Please join us in congratulating FIRST’s 2015 Research Grant recipient, Dr. Brittany Craiglow of Yale University. Dr. Craiglow, a tenacious supporter of the FIRST community, was awarded a $50,000 research grant for her collaborative study of newborn and early childhood complications and comorbidities that accompany the ichthyoses. Dr. Craiglow notes, “At present, there is no standard of care for the management of babies and children with these disorders and therapeutic options are limited.” She also states that her intention for the study is to offer investigators an enhanced understanding of these complications and establish an accepted clinical standard of care that could be tailored to the genetic diagnosis. “The study may also ultimately provide a foundation for the development of targeted therapies,” said Dr. Craiglow.

At the onset, the research will focus on four areas of interest: growth and development, electrolyte disturbances, infections, and medical complications of the eyes and ears.

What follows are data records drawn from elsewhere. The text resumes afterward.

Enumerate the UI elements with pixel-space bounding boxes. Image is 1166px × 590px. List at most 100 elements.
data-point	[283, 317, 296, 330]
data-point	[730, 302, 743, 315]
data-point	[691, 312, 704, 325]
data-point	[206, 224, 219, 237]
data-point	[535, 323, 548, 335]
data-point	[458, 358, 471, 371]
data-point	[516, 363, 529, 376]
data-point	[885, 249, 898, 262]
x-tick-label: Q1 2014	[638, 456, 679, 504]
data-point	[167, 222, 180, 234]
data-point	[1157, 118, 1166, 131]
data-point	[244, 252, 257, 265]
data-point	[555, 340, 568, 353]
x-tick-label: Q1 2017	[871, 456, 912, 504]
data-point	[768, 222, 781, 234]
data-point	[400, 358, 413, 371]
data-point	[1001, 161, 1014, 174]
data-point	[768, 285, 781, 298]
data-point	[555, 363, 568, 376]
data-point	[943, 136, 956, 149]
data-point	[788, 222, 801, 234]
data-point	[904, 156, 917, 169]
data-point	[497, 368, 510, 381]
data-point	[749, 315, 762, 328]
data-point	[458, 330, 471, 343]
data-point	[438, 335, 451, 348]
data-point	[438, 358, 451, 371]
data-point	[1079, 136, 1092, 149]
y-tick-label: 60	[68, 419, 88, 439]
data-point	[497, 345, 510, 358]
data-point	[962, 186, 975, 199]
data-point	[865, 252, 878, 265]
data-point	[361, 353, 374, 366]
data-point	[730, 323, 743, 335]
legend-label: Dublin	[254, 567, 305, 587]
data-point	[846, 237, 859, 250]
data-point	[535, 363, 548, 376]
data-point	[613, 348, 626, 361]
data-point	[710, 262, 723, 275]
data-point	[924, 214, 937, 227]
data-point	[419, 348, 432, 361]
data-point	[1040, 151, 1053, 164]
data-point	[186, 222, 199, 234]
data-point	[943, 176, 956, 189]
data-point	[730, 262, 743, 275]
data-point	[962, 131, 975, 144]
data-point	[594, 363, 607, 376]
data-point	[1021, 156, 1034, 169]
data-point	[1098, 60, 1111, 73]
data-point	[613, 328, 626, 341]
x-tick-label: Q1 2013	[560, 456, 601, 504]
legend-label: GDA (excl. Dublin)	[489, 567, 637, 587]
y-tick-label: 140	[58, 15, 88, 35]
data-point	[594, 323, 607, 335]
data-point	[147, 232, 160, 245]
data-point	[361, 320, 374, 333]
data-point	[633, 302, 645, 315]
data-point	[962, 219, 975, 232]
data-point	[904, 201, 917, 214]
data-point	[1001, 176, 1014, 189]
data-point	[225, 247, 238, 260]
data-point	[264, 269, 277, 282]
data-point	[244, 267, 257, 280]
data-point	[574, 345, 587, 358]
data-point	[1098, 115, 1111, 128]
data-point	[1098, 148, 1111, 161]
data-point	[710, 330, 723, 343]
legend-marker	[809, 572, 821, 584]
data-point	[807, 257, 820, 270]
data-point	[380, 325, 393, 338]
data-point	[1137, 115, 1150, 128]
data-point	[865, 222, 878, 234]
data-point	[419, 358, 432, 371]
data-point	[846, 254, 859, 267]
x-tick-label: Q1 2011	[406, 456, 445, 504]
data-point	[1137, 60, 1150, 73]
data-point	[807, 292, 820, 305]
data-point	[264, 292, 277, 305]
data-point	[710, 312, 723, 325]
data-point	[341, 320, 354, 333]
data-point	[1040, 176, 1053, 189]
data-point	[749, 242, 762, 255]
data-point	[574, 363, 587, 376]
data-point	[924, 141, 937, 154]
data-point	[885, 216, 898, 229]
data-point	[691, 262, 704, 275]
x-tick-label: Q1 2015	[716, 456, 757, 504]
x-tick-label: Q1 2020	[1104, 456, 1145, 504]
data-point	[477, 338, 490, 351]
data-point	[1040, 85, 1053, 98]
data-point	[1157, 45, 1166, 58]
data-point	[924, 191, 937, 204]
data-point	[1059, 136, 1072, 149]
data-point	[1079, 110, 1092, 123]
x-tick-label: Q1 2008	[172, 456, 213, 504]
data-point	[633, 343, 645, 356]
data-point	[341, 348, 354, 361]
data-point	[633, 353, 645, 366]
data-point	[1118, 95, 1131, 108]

FIRST’s CEO, Jean Pickford adds, “A thorough evaluation of infants and children with ichthyosis will help to fill a large void in the understanding of these disorders.  FIRST anticipates that the results will be particularly helpful in counseling newly diagnosed families, which represents a significant part of FIRST’s work as a patient support organization.”

Dr. Craiglow is an Assistant Professor of Dermatology at the Yale University School of Medicine.  She is a pediatric dermatologist with a special interest in ichthyosis and other inherited disorders of keratinization.  She is very much looking forward to collaborating with many members of the FIRST Medical and Scientific Advisory Board on this important project.  

Additionally, Dr. Craiglow is a member of the Yale medical investigative team, studying Topical Tazarotene for the Treatment of Ectropion. Learn more about the research process and conclusions.


Dr. Craiglow, is also in collaboration with several members of the FIRST Medical and Scientific Advisory Board and the Pediatric Dermatology Research Alliance Disorders of Cornification Working Group, is conducting a study of newborns with ichthyosis.  This project will follow babies with ichthyosis over time in order to better understand the natural course of ichthyosis in infants and children and to examine how specific genetic mutations affect clinical characteristics.